Broad Coalition Demands Real-World Solutions from White House Conference on Hunger, Nutrition & Health

A nationwide, broad-based coalition of farmers, ranchers, fishers, workers, and advocates calls on the White House, as well as federal, state, and local governments, to address the realities of their constituents’ experiences with hunger across all demographics and geographies.

This collaborative, which includes Rural Coalition, Alianza Nacional de Campesinas, Slow Food USA, Farm Action, National Family Farm Coalition, North American Marine Alliance, Slow Fish North America, One Fish Foundation, HEAL Food Alliance, World Farmers, Inc., and the Family Farm Defenders, solicited input from over 160 community stakeholders from some of the most vulnerable communities across the country during a listening session on June 30. Their stories, captured during 17 different presentations and video testimonies, and in 8 different breakout sessions, shaped the comprehensive report of findings that will help guide the White House Conference on Hunger, Nutrition, & Health on September 28.

Shared Realities

Speaking from direct experience, stakeholders from diverse backgrounds and realities noted the need for: improved access to good, affordable food; integrated health and nutrition; improved access to affordable housing and adequate community infrastructure; and better, more expanded child nutrition programs in their communities.

Farmworkers, for instance, have been hit hard, as many have had to wait in food lines to have their basic nutrition needs met, all while receiving poverty-level wages and living in substandard housing.

“Farmworkers in the Coachella Valley face several challenges, from arsenic and other toxins in their water, to limited access to fresh, healthy food and cramped, unsafe housing,” said Alianza Nacional de Campesinas Executive Director Mily Trevino-Sauceda. She continued, emphasizing that “the challenges they [farmworkers] face in the Coachella Valley are similar everywhere around the country, whether it’s unsafe housing or inadequate food. We need to do a better job helping essential workers meet their basic needs so they can help us meet ours.”

Listening session participants also recognized the need to integrate health and nutrition. Tribal communities in particular have suffered disproportionately because many have been blocked from accessing traditional foods, such as wild salmon, abalone, and buffalo. Many Indigneous people suffer from pre-existing conditions such as heart disease and diabetes related to poor diets and hunger.

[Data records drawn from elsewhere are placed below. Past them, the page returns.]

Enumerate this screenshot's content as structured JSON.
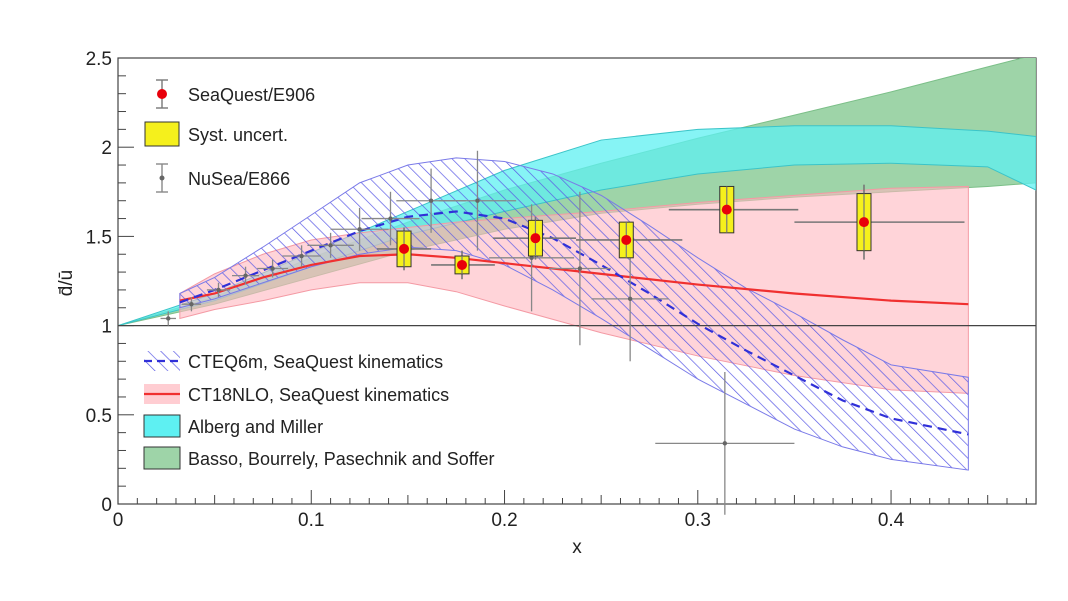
{
  "chart_data": {
    "type": "scatter",
    "xlabel": "x",
    "ylabel": "d̄/ū",
    "xlim": [
      0,
      0.475
    ],
    "ylim": [
      0,
      2.5
    ],
    "x_ticks": [
      "0",
      "0.1",
      "0.2",
      "0.3",
      "0.4"
    ],
    "y_ticks": [
      "0",
      "0.5",
      "1",
      "1.5",
      "2",
      "2.5"
    ],
    "reference_line": 1.0,
    "grid": false,
    "legend_top": [
      {
        "label": "SeaQuest/E906",
        "key": "seaquest"
      },
      {
        "label": "Syst. uncert.",
        "key": "syst"
      },
      {
        "label": "NuSea/E866",
        "key": "nusea"
      }
    ],
    "legend_bottom": [
      {
        "label": "CTEQ6m, SeaQuest kinematics",
        "key": "cteq"
      },
      {
        "label": "CT18NLO, SeaQuest kinematics",
        "key": "ct18"
      },
      {
        "label": "Alberg and Miller",
        "key": "alberg"
      },
      {
        "label": "Basso, Bourrely, Pasechnik and Soffer",
        "key": "basso"
      }
    ],
    "seaquest": {
      "name": "SeaQuest/E906",
      "points": [
        {
          "x": 0.148,
          "y": 1.43,
          "xerr_lo": 0.014,
          "xerr_hi": 0.014,
          "stat": 0.12,
          "syst": 0.1
        },
        {
          "x": 0.178,
          "y": 1.34,
          "xerr_lo": 0.016,
          "xerr_hi": 0.017,
          "stat": 0.08,
          "syst": 0.05
        },
        {
          "x": 0.216,
          "y": 1.49,
          "xerr_lo": 0.022,
          "xerr_hi": 0.021,
          "stat": 0.12,
          "syst": 0.1
        },
        {
          "x": 0.263,
          "y": 1.48,
          "xerr_lo": 0.026,
          "xerr_hi": 0.029,
          "stat": 0.09,
          "syst": 0.1
        },
        {
          "x": 0.315,
          "y": 1.65,
          "xerr_lo": 0.03,
          "xerr_hi": 0.037,
          "stat": 0.13,
          "syst": 0.13
        },
        {
          "x": 0.386,
          "y": 1.58,
          "xerr_lo": 0.036,
          "xerr_hi": 0.052,
          "stat": 0.21,
          "syst": 0.16
        }
      ]
    },
    "nusea": {
      "name": "NuSea/E866",
      "points": [
        {
          "x": 0.026,
          "y": 1.04,
          "xerr": 0.004,
          "err": 0.04
        },
        {
          "x": 0.038,
          "y": 1.12,
          "xerr": 0.005,
          "err": 0.04
        },
        {
          "x": 0.052,
          "y": 1.2,
          "xerr": 0.006,
          "err": 0.04
        },
        {
          "x": 0.066,
          "y": 1.28,
          "xerr": 0.007,
          "err": 0.05
        },
        {
          "x": 0.08,
          "y": 1.32,
          "xerr": 0.008,
          "err": 0.05
        },
        {
          "x": 0.095,
          "y": 1.39,
          "xerr": 0.01,
          "err": 0.06
        },
        {
          "x": 0.11,
          "y": 1.45,
          "xerr": 0.012,
          "err": 0.07
        },
        {
          "x": 0.125,
          "y": 1.54,
          "xerr": 0.015,
          "err": 0.12
        },
        {
          "x": 0.141,
          "y": 1.6,
          "xerr": 0.015,
          "err": 0.15
        },
        {
          "x": 0.162,
          "y": 1.7,
          "xerr": 0.018,
          "err": 0.18
        },
        {
          "x": 0.186,
          "y": 1.7,
          "xerr": 0.02,
          "err": 0.28
        },
        {
          "x": 0.214,
          "y": 1.38,
          "xerr": 0.022,
          "err": 0.3
        },
        {
          "x": 0.239,
          "y": 1.32,
          "xerr": 0.016,
          "err": 0.43
        },
        {
          "x": 0.265,
          "y": 1.15,
          "xerr": 0.02,
          "err": 0.35
        },
        {
          "x": 0.314,
          "y": 0.34,
          "xerr": 0.036,
          "err": 0.4
        }
      ]
    },
    "ct18": {
      "name": "CT18NLO, SeaQuest kinematics",
      "x": [
        0.032,
        0.05,
        0.075,
        0.1,
        0.125,
        0.15,
        0.175,
        0.2,
        0.25,
        0.3,
        0.35,
        0.4,
        0.44
      ],
      "y": [
        1.14,
        1.18,
        1.27,
        1.34,
        1.39,
        1.4,
        1.38,
        1.35,
        1.29,
        1.23,
        1.18,
        1.14,
        1.12
      ],
      "low": [
        1.04,
        1.09,
        1.14,
        1.2,
        1.24,
        1.24,
        1.19,
        1.11,
        0.96,
        0.83,
        0.72,
        0.64,
        0.62
      ],
      "high": [
        1.18,
        1.29,
        1.4,
        1.48,
        1.52,
        1.55,
        1.58,
        1.6,
        1.64,
        1.69,
        1.73,
        1.77,
        1.78
      ]
    },
    "cteq": {
      "name": "CTEQ6m, SeaQuest kinematics",
      "x": [
        0.032,
        0.05,
        0.075,
        0.1,
        0.125,
        0.15,
        0.175,
        0.2,
        0.225,
        0.25,
        0.275,
        0.3,
        0.325,
        0.35,
        0.375,
        0.4,
        0.44
      ],
      "y": [
        1.13,
        1.2,
        1.31,
        1.42,
        1.53,
        1.61,
        1.64,
        1.6,
        1.49,
        1.34,
        1.18,
        1.01,
        0.86,
        0.72,
        0.58,
        0.48,
        0.39
      ],
      "low": [
        1.1,
        1.15,
        1.24,
        1.33,
        1.4,
        1.44,
        1.42,
        1.34,
        1.2,
        1.04,
        0.87,
        0.7,
        0.56,
        0.42,
        0.32,
        0.25,
        0.19
      ],
      "high": [
        1.18,
        1.27,
        1.44,
        1.62,
        1.8,
        1.9,
        1.94,
        1.92,
        1.85,
        1.73,
        1.56,
        1.38,
        1.21,
        1.07,
        0.92,
        0.78,
        0.71
      ]
    },
    "alberg": {
      "name": "Alberg and Miller",
      "x": [
        0.0,
        0.05,
        0.1,
        0.15,
        0.2,
        0.25,
        0.3,
        0.35,
        0.4,
        0.45,
        0.475
      ],
      "low": [
        1.0,
        1.14,
        1.33,
        1.51,
        1.64,
        1.76,
        1.85,
        1.9,
        1.91,
        1.89,
        1.76
      ],
      "high": [
        1.0,
        1.18,
        1.41,
        1.64,
        1.87,
        2.04,
        2.1,
        2.12,
        2.12,
        2.09,
        2.06
      ]
    },
    "basso": {
      "name": "Basso, Bourrely, Pasechnik and Soffer",
      "x": [
        0.0,
        0.05,
        0.1,
        0.15,
        0.2,
        0.25,
        0.3,
        0.35,
        0.4,
        0.45,
        0.475
      ],
      "low": [
        1.0,
        1.12,
        1.27,
        1.42,
        1.54,
        1.63,
        1.68,
        1.72,
        1.75,
        1.78,
        1.8
      ],
      "high": [
        1.0,
        1.16,
        1.38,
        1.58,
        1.76,
        1.91,
        2.05,
        2.18,
        2.31,
        2.45,
        2.52
      ]
    },
    "colors": {
      "seaquest_marker": "#e8000b",
      "syst_fill": "#f5f01c",
      "nusea": "#888888",
      "ct18_line": "#f03030",
      "ct18_band": "#ffb8bf",
      "cteq_line": "#3030d8",
      "cteq_hatch": "#5a5ae6",
      "alberg_band": "#5ef0f2",
      "basso_band": "#9ed4a8",
      "overlap_band": "#38d8b0"
    }
  }
}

“We’ve been here since time immemorial, but some of our food webs have been dismantled in the last 100 years,” said Aryanna Henthorne, an enrolled member of the Sherwood Valley Band of Pomo Indians in California. “We’ve been prohibited at the state level from participating in traditional food harvests and are now getting shot at by private landowners for “trespassing” while accessing food we’ve depended on for millennia. Meanwhile, we’ve been priced out of the market for things like abalone because it has become a “bougie” item for high-priced restaurants.”

A Path Forward

Listening session participants also recognized critical opportunities for positive systemic change. Many small-scale farmers, for instance, would not have made it through the worst of the pandemic if not for extensive government payments via such programs as the Families First Coronavirus Response Act (FFCRA); the The Coronavirus Aid, Relief, and Economic Security (CARES) Act; and the Paycheck Protection Program (PPP).

Given this reality, stakeholders saw the need to support family farms with grants, loans, and price supports to strengthen local food systems with regenerative production practices.

For these reasons, Rural Coalition and its partners encourage the administration to develop effective policy interventions that are outlined in our Statement to the White House Conference on Hunger, Nutrition and Health regarding these realities and opportunities for positive systemic change.

Some of our key recommendations include: advocating for a federal minimum wage; expanding access to food assistance programs; providing universal free school lunches; expanding healthcare coverage; strengthening fair labor standards; and integration of Tribal consultation in policy and decision making.

“The reality of hunger is complex and varies from region to region, and often, from community to community,” said Cottage House Inc Executive Director and Rural Coalition Board Member Barbara Shipman. “That’s why building the lived experiences of those who face these challenges daily into effective policy is paramount. The White House Conference on Hunger, Nutrition, and Health is our opportunity to address those challenges on a systemic level so we can strengthen the autonomy and self reliance of our most vulnerable communities.”